20 avril 2018 – Née en Belgique, Mme Durant a d’abord fait des études d’infirmière avant d’enseigner en cette qualité pendant une quinzaine d’années. Elle obtient ensuite un Master en Politique économique et sociale à l’Université Catholique de Louvain (UCL). Elle rejoint la politique belge au début des années 1990 et devient Secrétaire fédérale et porte-parole du parti Ecolo en 1994. De 1999 à 2003 elle occupe les positions de Vice-Première Ministre belge ainsi que de Ministre des Transports et de l’Energie.

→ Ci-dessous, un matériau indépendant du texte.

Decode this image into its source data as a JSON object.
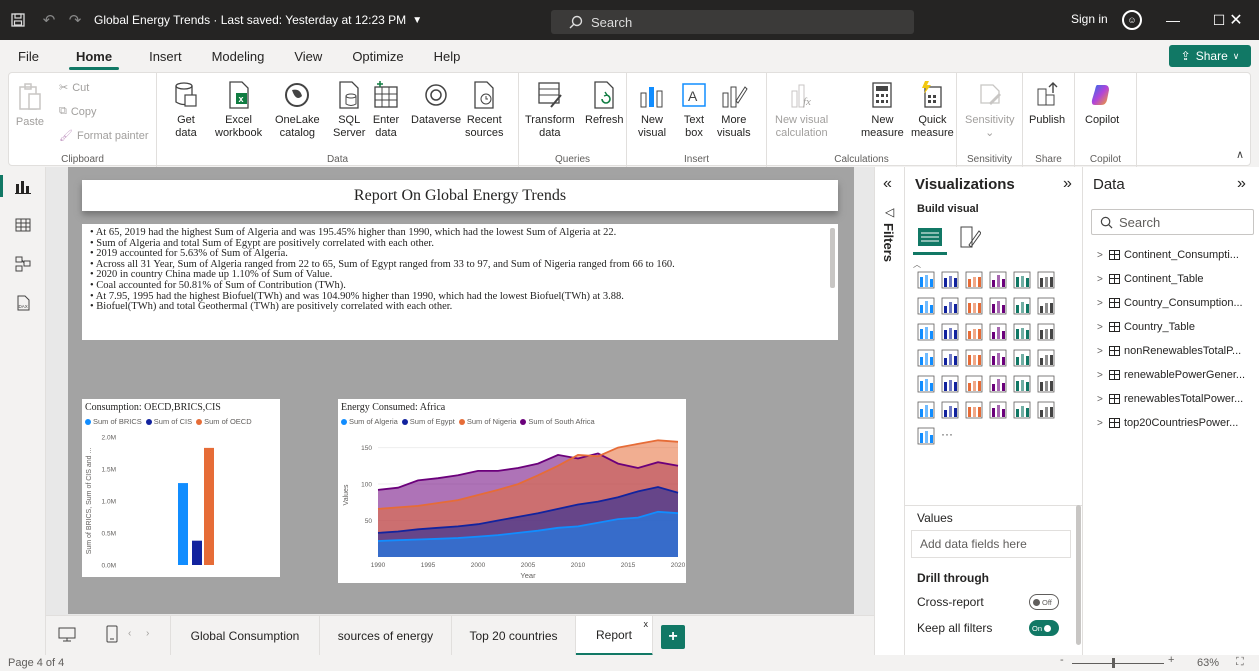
{
  "titlebar": {
    "title": "Global Energy Trends · Last saved: Yesterday at 12:23 PM",
    "search_placeholder": "Search",
    "sign_in": "Sign in"
  },
  "menu": {
    "tabs": [
      "File",
      "Home",
      "Insert",
      "Modeling",
      "View",
      "Optimize",
      "Help"
    ],
    "active": "Home",
    "share_label": "Share"
  },
  "ribbon": {
    "clipboard": {
      "label": "Clipboard",
      "paste": "Paste",
      "cut": "Cut",
      "copy": "Copy",
      "format_painter": "Format painter"
    },
    "data": {
      "label": "Data",
      "get_data_1": "Get",
      "get_data_2": "data",
      "excel_1": "Excel",
      "excel_2": "workbook",
      "onelake_1": "OneLake",
      "onelake_2": "catalog",
      "sql_1": "SQL",
      "sql_2": "Server",
      "enter_1": "Enter",
      "enter_2": "data",
      "dataverse": "Dataverse",
      "recent_1": "Recent",
      "recent_2": "sources"
    },
    "queries": {
      "label": "Queries",
      "transform_1": "Transform",
      "transform_2": "data",
      "refresh": "Refresh"
    },
    "insert": {
      "label": "Insert",
      "new_visual_1": "New",
      "new_visual_2": "visual",
      "text_box_1": "Text",
      "text_box_2": "box",
      "more_visuals_1": "More",
      "more_visuals_2": "visuals"
    },
    "calculations": {
      "label": "Calculations",
      "new_visual_calc_1": "New visual",
      "new_visual_calc_2": "calculation",
      "new_measure_1": "New",
      "new_measure_2": "measure",
      "quick_measure_1": "Quick",
      "quick_measure_2": "measure"
    },
    "sensitivity": {
      "label": "Sensitivity",
      "button": "Sensitivity"
    },
    "share": {
      "label": "Share",
      "publish": "Publish"
    },
    "copilot": {
      "label": "Copilot",
      "button": "Copilot"
    }
  },
  "report": {
    "title": "Report On Global Energy Trends",
    "narrative": [
      "• At 65, 2019 had the highest Sum of Algeria and was 195.45% higher than 1990, which had the lowest Sum of Algeria at 22.",
      "• Sum of Algeria and total Sum of Egypt are positively correlated with each other.",
      "• 2019 accounted for 5.63% of Sum of Algeria.",
      "• Across all 31 Year, Sum of Algeria ranged from 22 to 65, Sum of Egypt ranged from 33 to 97, and Sum of Nigeria ranged from 66 to 160.",
      "• 2020 in country China made up 1.10% of Sum of Value.",
      "• Coal accounted for 50.81% of Sum of Contribution (TWh).",
      "• At 7.95, 1995 had the highest  Biofuel(TWh) and was 104.90% higher than 1990, which had the lowest  Biofuel(TWh) at 3.88.",
      "•  Biofuel(TWh) and total  Geothermal (TWh) are positively correlated with each other."
    ]
  },
  "chart_data": [
    {
      "type": "bar",
      "title": "Consumption: OECD,BRICS,CIS",
      "ylabel": "Sum of BRICS, Sum of CIS and ...",
      "ylim": [
        0,
        2000000
      ],
      "yticks": [
        "0.0M",
        "0.5M",
        "1.0M",
        "1.5M",
        "2.0M"
      ],
      "series": [
        {
          "name": "Sum of BRICS",
          "color": "#118dff",
          "values": [
            1280000
          ]
        },
        {
          "name": "Sum of CIS",
          "color": "#12239e",
          "values": [
            380000
          ]
        },
        {
          "name": "Sum of OECD",
          "color": "#e66c37",
          "values": [
            1830000
          ]
        }
      ]
    },
    {
      "type": "area",
      "title": "Energy Consumed: Africa",
      "xlabel": "Year",
      "ylabel": "Values",
      "xlim": [
        1990,
        2020
      ],
      "ylim": [
        0,
        170
      ],
      "xticks": [
        "1990",
        "1995",
        "2000",
        "2005",
        "2010",
        "2015",
        "2020"
      ],
      "yticks": [
        "50",
        "100",
        "150"
      ],
      "x": [
        1990,
        1992,
        1994,
        1996,
        1998,
        2000,
        2002,
        2004,
        2006,
        2008,
        2010,
        2012,
        2014,
        2016,
        2018,
        2020
      ],
      "series": [
        {
          "name": "Sum of Algeria",
          "color": "#118dff",
          "values": [
            22,
            23,
            24,
            25,
            26,
            28,
            30,
            33,
            36,
            40,
            42,
            47,
            52,
            54,
            62,
            60
          ]
        },
        {
          "name": "Sum of Egypt",
          "color": "#12239e",
          "values": [
            33,
            35,
            38,
            40,
            42,
            45,
            50,
            55,
            60,
            66,
            72,
            76,
            82,
            90,
            96,
            88
          ]
        },
        {
          "name": "Sum of Nigeria",
          "color": "#e66c37",
          "values": [
            66,
            68,
            70,
            74,
            78,
            85,
            92,
            100,
            112,
            125,
            140,
            138,
            150,
            155,
            160,
            158
          ]
        },
        {
          "name": "Sum of South Africa",
          "color": "#6b007b",
          "values": [
            92,
            95,
            105,
            108,
            112,
            118,
            118,
            122,
            128,
            140,
            135,
            142,
            128,
            122,
            130,
            125
          ]
        }
      ]
    }
  ],
  "pages": {
    "tabs": [
      "Global Consumption",
      "sources of energy",
      "Top 20 countries",
      "Report"
    ],
    "active": "Report",
    "status": "Page 4 of 4",
    "zoom": "63%"
  },
  "filters": {
    "label": "Filters"
  },
  "viz_pane": {
    "title": "Visualizations",
    "build_visual": "Build visual",
    "values_label": "Values",
    "add_fields": "Add data fields here",
    "drill_through": "Drill through",
    "cross_report": "Cross-report",
    "cross_report_state": "Off",
    "keep_all_filters": "Keep all filters",
    "keep_all_filters_state": "On"
  },
  "data_pane": {
    "title": "Data",
    "search_placeholder": "Search",
    "tables": [
      "Continent_Consumpti...",
      "Continent_Table",
      "Country_Consumption...",
      "Country_Table",
      "nonRenewablesTotalP...",
      "renewablePowerGener...",
      "renewablesTotalPower...",
      "top20CountriesPower..."
    ]
  }
}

Après un second mandat à la co-présidence des Verts, elle rejoint le Parlement Européen en 2009 et en assure la Vice-Présidence jusqu’en 2014. C’est à ce titre qu’elle dirigera plusieurs délégations parlementaires, entre autres en Iran, Myanmar et Haïti.  Entre 2015 et 2016, elle est experte principale sur la gouvernance locale en Algérie. Mme Durant a rejoint l’ONU en juillet 2017, où elle exerce les fonctions de Secrétaire Générale Adjointe de la CNUCED.

Quel est votre parcours académique et comment estimez-vous son impact sur votre carrière ?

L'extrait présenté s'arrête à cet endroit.